R.P.F. Dullaart, Department of Endocrinology, University Medical Centre Groningen, University of Groningen, PO Box 30·001, Groningen, 9700 RB, the Netherlands. Tel.: +31 503613731; Fax: +31 503619392; E-mail: r.p.f.dullaart@int.umcg.nl

Summary

Objectives  In type 2 diabetes mellitus, circulating C-reactive protein (CRP) is increased, whereas the high density lipoprotein (HDL)-associated, anti-oxidative and anti-inflammatory enzyme, paraoxonase-I, is decreased. Both high CRP and low paraoxonase-I activity may predict cardiovascular disease. It is unknown whether lower paraoxonase-I activity contributes to higher CRP levels in diabetes. In type 2 diabetic and control subjects, we determined the relationship of CRP with paraoxonase-I when taking account of plasma levels of pro- and anti-inflammatory adipokines.

Design and patients  In 81 type 2 diabetic patients and 89 control subjects, plasma high-sensitive CRP, serum paraoxonase-I activity (arylesterase activity, assayed as the rate of hydrolysis of phenyl acetate into phenol), plasma leptin, adiponectin, resistin and lipids were determined.

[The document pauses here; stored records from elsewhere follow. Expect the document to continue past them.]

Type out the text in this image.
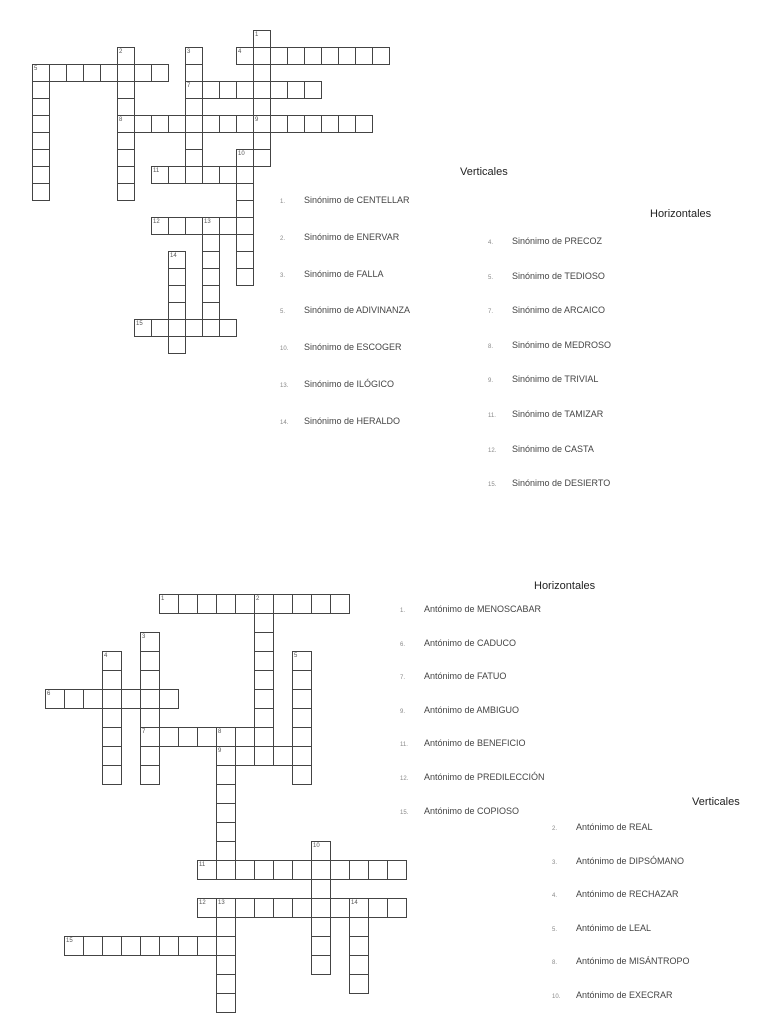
1
2	3	4
5
7
8	9
10
11
12	13
14
15
Verticales
Horizontales
1. Sinónimo de CENTELLAR
2. Sinónimo de ENERVAR
3. Sinónimo de FALLA
5. Sinónimo de ADIVINANZA
10. Sinónimo de ESCOGER
13. Sinónimo de ILÓGICO
14. Sinónimo de HERALDO
4. Sinónimo de PRECOZ
5. Sinónimo de TEDIOSO
7. Sinónimo de ARCAICO
8. Sinónimo de MEDROSO
9. Sinónimo de TRIVIAL
11. Sinónimo de TAMIZAR
12. Sinónimo de CASTA
15. Sinónimo de DESIERTO
1	2
3
4	5
6
7	8
9
10
11
12 13	14
15
Horizontales
Verticales
1. Antónimo de MENOSCABAR
6. Antónimo de CADUCO
7. Antónimo de FATUO
9. Antónimo de AMBIGUO
11. Antónimo de BENEFICIO
12. Antónimo de PREDILECCIÓN
15. Antónimo de COPIOSO
2. Antónimo de REAL
3. Antónimo de DIPSÓMANO
4. Antónimo de RECHAZAR
5. Antónimo de LEAL
8. Antónimo de MISÁNTROPO
10. Antónimo de EXECRAR
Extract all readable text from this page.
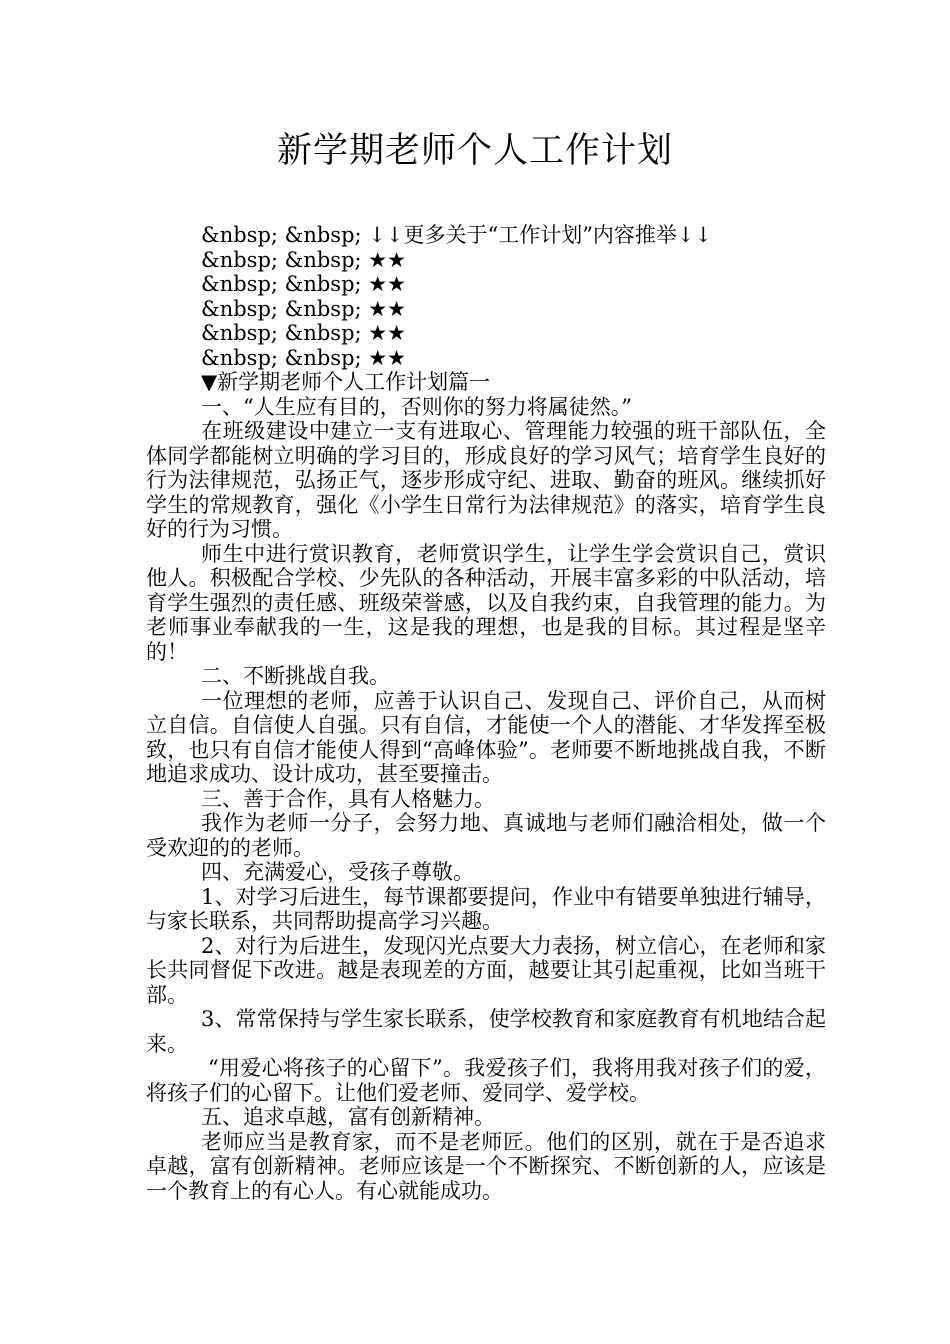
新学期老师个人工作计划

&nbsp; &nbsp; ↓↓更多关于“工作计划”内容推举↓↓

&nbsp; &nbsp; ★★

&nbsp; &nbsp; ★★

&nbsp; &nbsp; ★★

&nbsp; &nbsp; ★★

&nbsp; &nbsp; ★★

▼新学期老师个人工作计划篇一

一、“人生应有目的，否则你的努力将属徒然。”

在班级建设中建立一支有进取心、管理能力较强的班干部队伍，全体同学都能树立明确的学习目的，形成良好的学习风气；培育学生良好的行为法律规范，弘扬正气，逐步形成守纪、进取、勤奋的班风。继续抓好学生的常规教育，强化《小学生日常行为法律规范》的落实，培育学生良好的行为习惯。

师生中进行赏识教育，老师赏识学生，让学生学会赏识自己，赏识他人。积极配合学校、少先队的各种活动，开展丰富多彩的中队活动，培育学生强烈的责任感、班级荣誉感，以及自我约束，自我管理的能力。为老师事业奉献我的一生，这是我的理想，也是我的目标。其过程是坚辛的！

二、不断挑战自我。

一位理想的老师，应善于认识自己、发现自己、评价自己，从而树立自信。自信使人自强。只有自信，才能使一个人的潜能、才华发挥至极致，也只有自信才能使人得到“高峰体验”。老师要不断地挑战自我，不断地追求成功、设计成功，甚至要撞击。

三、善于合作，具有人格魅力。

我作为老师一分子，会努力地、真诚地与老师们融洽相处，做一个受欢迎的的老师。

四、充满爱心，受孩子尊敬。

1、对学习后进生，每节课都要提问，作业中有错要单独进行辅导，与家长联系，共同帮助提高学习兴趣。

2、对行为后进生，发现闪光点要大力表扬，树立信心，在老师和家长共同督促下改进。越是表现差的方面，越要让其引起重视，比如当班干部。

3、常常保持与学生家长联系，使学校教育和家庭教育有机地结合起来。

“用爱心将孩子的心留下”。我爱孩子们，我将用我对孩子们的爱，将孩子们的心留下。让他们爱老师、爱同学、爱学校。

五、追求卓越，富有创新精神。

老师应当是教育家，而不是老师匠。他们的区别，就在于是否追求卓越，富有创新精神。老师应该是一个不断探究、不断创新的人，应该是一个教育上的有心人。有心就能成功。
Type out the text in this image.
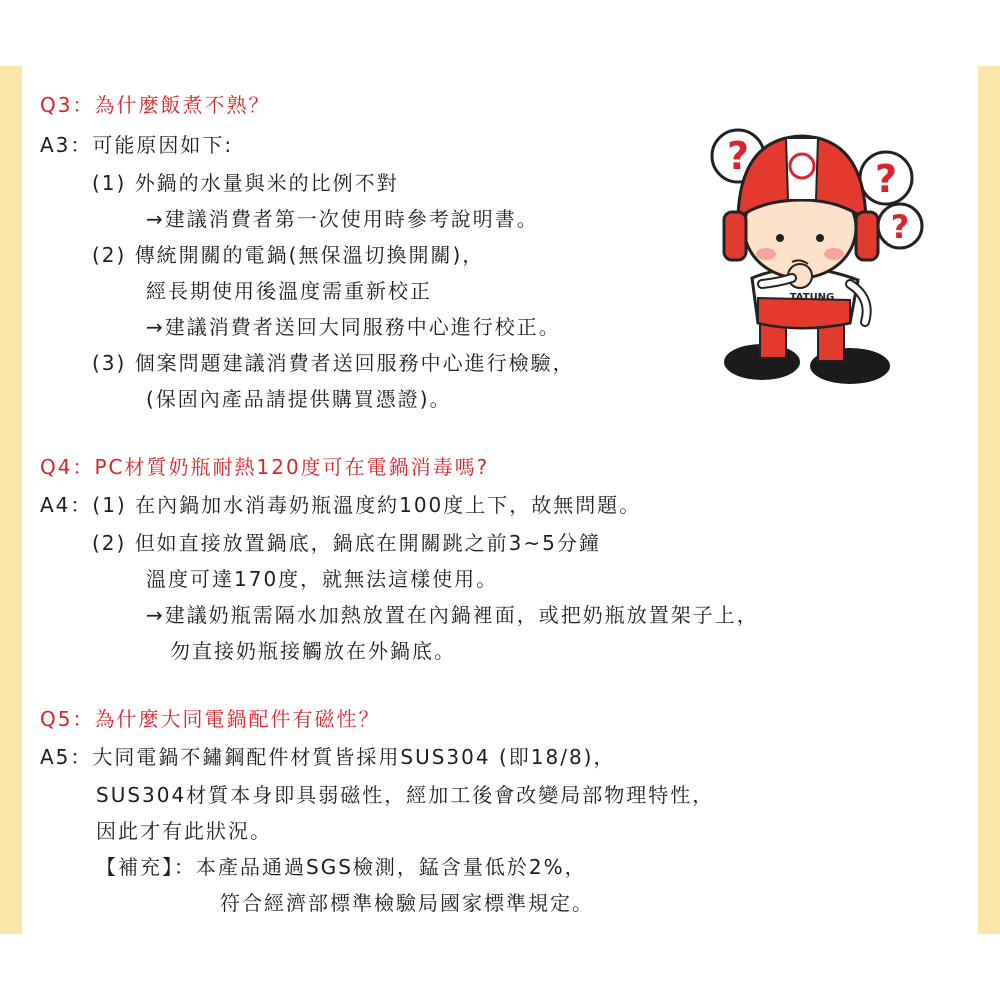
Q3：為什麼飯煮不熟？
A3：可能原因如下:
(1) 外鍋的水量與米的比例不對
→建議消費者第一次使用時參考說明書。
(2) 傳統開關的電鍋(無保溫切換開關)，
經長期使用後溫度需重新校正
→建議消費者送回大同服務中心進行校正。
(3) 個案問題建議消費者送回服務中心進行檢驗，
(保固內產品請提供購買憑證)。
Q4：PC材質奶瓶耐熱120度可在電鍋消毒嗎?
A4：(1) 在內鍋加水消毒奶瓶溫度約100度上下，故無問題。
(2) 但如直接放置鍋底，鍋底在開關跳之前3~5分鐘
溫度可達170度，就無法這樣使用。
→建議奶瓶需隔水加熱放置在內鍋裡面，或把奶瓶放置架子上，
勿直接奶瓶接觸放在外鍋底。
Q5：為什麼大同電鍋配件有磁性？
A5：大同電鍋不鏽鋼配件材質皆採用SUS304 (即18/8)，
SUS304材質本身即具弱磁性，經加工後會改變局部物理特性，
因此才有此狀況。
【補充】：本產品通過SGS檢測，錳含量低於2%，
符合經濟部標準檢驗局國家標準規定。
?
?
?
TATUNG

Results  Body mass index (BMI), waist, insulin resistance, triglycerides, CRP, leptin and resistin levels were higher (P < 0·05 to P < 0·001), whereas HDL cholesterol, paraoxonase-I activity and adiponectin levels were lower (P = 0·02 to P < 0·001) in diabetic compared to control subjects. Multiple linear regression analysis demonstrated that, after controlling for age and gender, CRP was inversely related to paraoxonase-I activity (β = –0·15, P = 0·028) and adiponectin (β = –0·18, P = 0·009), and positively to leptin (β = 0·33, P < 0·001) and BMI (β = 0·22, P = 0·007), independently of the diabetic state (or of fasting glucose or HbA1c), insulin resistance and lipids (P > 0·20 for all).

Conclusions  low paraoxonase-I activity is related to higher CRP, independently of adipokines, as well as of obesity and lipids. Low paraoxonase-I activity in type 2 diabetes mellitus may contribute to increased cardiovascular risk via an effect on enhanced systemic low-grade inflammation.